Ich hoffe sehr auf eine baldige Normalisierung. Ich hoffe auch, dass die Industrie sich mit Lagerhaltung, Diversifizierung der Lieferketten und anderen Puffern schützt. Allerdings verursacht diese Sicherheit auch Kosten. Die internationale Handelspolitik sollte wieder kooperativer werden und nicht Protektionismus und Strafzöllen den Handel stören. So können schlagartige Preisanstiege an einzelnen Stellen der Wertschöpfungskette vermieden werden.
Steigt durch diese Inflationsentwicklung aus Ihrer Sicht der Druck auf die Notenbanken Korrekturen bei der ultralockeren Geldpolitik vorzunehmen?
Tja, wenn die Inflation mehrere Jahre auf drei bis fünf Prozent ansteigt, müssen sie ja etwas tun. Ihr zentraler Auftrag besteht doch darin, für ein stabiles Preisniveau zu sorgen. Mit einer dauerhaft ultralockeren Geldpolitik wird das nicht gehen. Ehrlich gesagt sollte die Geldpolitik in dem Versuch zur konjunkturellen Feinsteuerung deutlich zurückhaltender sein. Das funktioniert ohnehin nicht sonderlich gut. Vor allem kann sie nicht ständig den Regierungen die Verantwortung für die Konjunkturpolitik abnehmen.
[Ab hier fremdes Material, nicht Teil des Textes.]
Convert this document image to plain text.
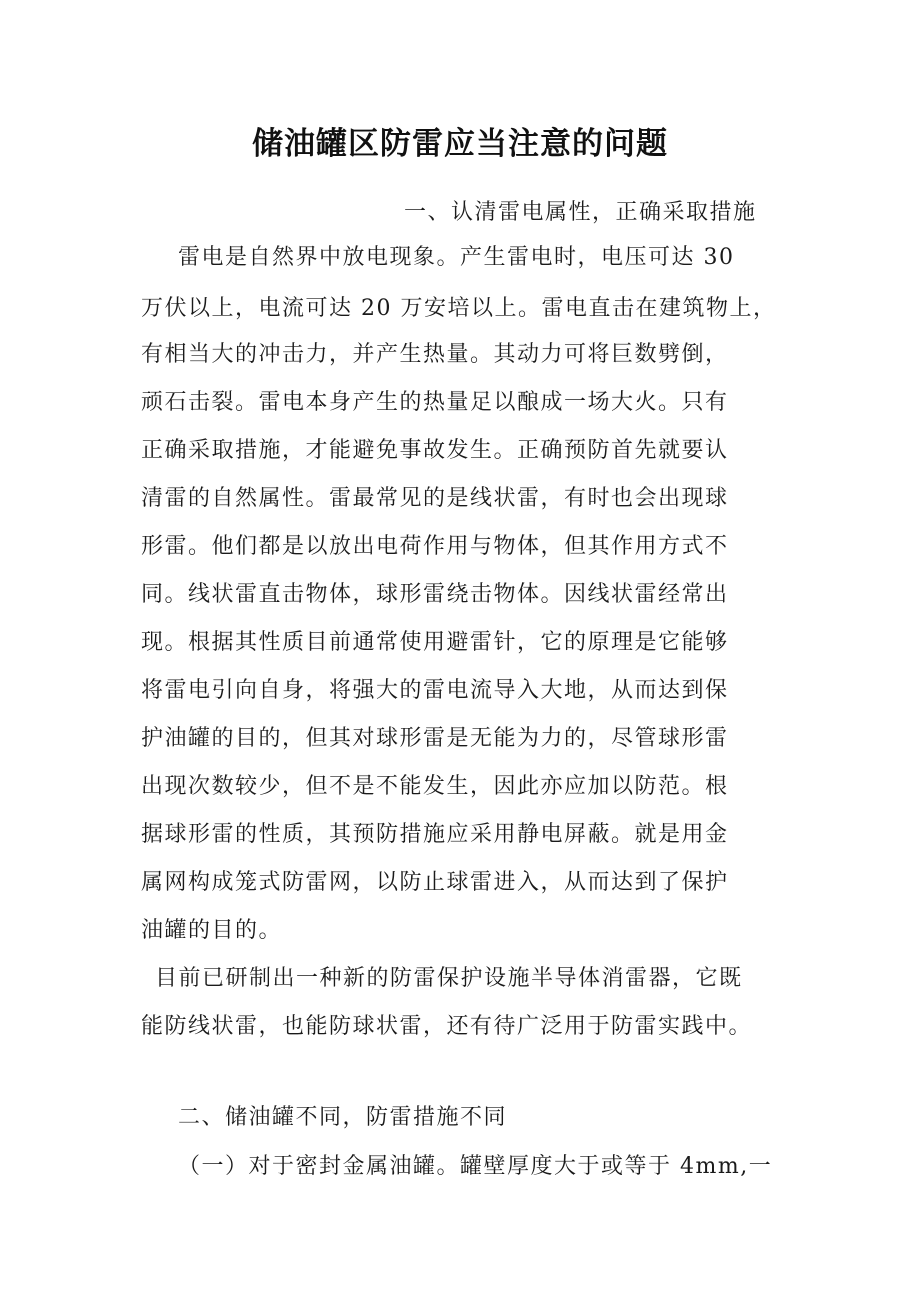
储油罐区防雷应当注意的问题
一、认清雷电属性，正确采取措施
雷电是自然界中放电现象。产生雷电时，电压可达 30
万伏以上，电流可达 20 万安培以上。雷电直击在建筑物上，
有相当大的冲击力，并产生热量。其动力可将巨数劈倒，
顽石击裂。雷电本身产生的热量足以酿成一场大火。只有
正确采取措施，才能避免事故发生。正确预防首先就要认
清雷的自然属性。雷最常见的是线状雷，有时也会出现球
形雷。他们都是以放出电荷作用与物体，但其作用方式不
同。线状雷直击物体，球形雷绕击物体。因线状雷经常出
现。根据其性质目前通常使用避雷针，它的原理是它能够
将雷电引向自身，将强大的雷电流导入大地，从而达到保
护油罐的目的，但其对球形雷是无能为力的，尽管球形雷
出现次数较少，但不是不能发生，因此亦应加以防范。根
据球形雷的性质，其预防措施应采用静电屏蔽。就是用金
属网构成笼式防雷网，以防止球雷进入，从而达到了保护
油罐的目的。
目前已研制出一种新的防雷保护设施半导体消雷器，它既
能防线状雷，也能防球状雷，还有待广泛用于防雷实践中。
二、储油罐不同，防雷措施不同
（一）对于密封金属油罐。罐壁厚度大于或等于 4mm,一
Was wäre die Aufgabe der Regierungen?
Die Regierungen sollten die automatischen Stabilisatoren stärken und für eine krisenrobuste Wirtschaft sorgen, da kann man viel tun. Sie sollten auch ihre Staatsschulden im Zaum halten, damit sie nicht selber zum Krisenherd werden. Dann könnte die Geldpolitik sich wieder mehr auf Preisstabilität konzentrieren.
Hat die EZB hier überhaupt Spielraum, um gegenzusteuern?
Diesen Spielraum sollten sie sich eben wieder vorsichtig zurückholen. Wenn bei einem Ausstieg die Nominalzinsen ansteigen, wird es zu einer Börsenkorrektur kommen. Auch der Wert der Staatsanleihen wird fallen und viel Vermögen vernichten. Wenn in der Vergangenheit Staatsanleihen zu null Prozent Fixzinsen mit langer Laufzeit ausgegeben wurden, will das doch niemand mehr kaufen, wenn neu die Zinsen zwei Prozent betragen. Also müssen die Anleihepreise fallen. Das ist für alle, die Staatsanleihen halten, eine schlechte Nachricht: Banken, Pensionskassen, Privatanleger usw. Solche Vermögensverluste können auch zu einem Konjunktureinbruch beitragen. Gerade deshalb ist der Ausstieg so schwer. Aber ewig kann es nicht so weitergehen.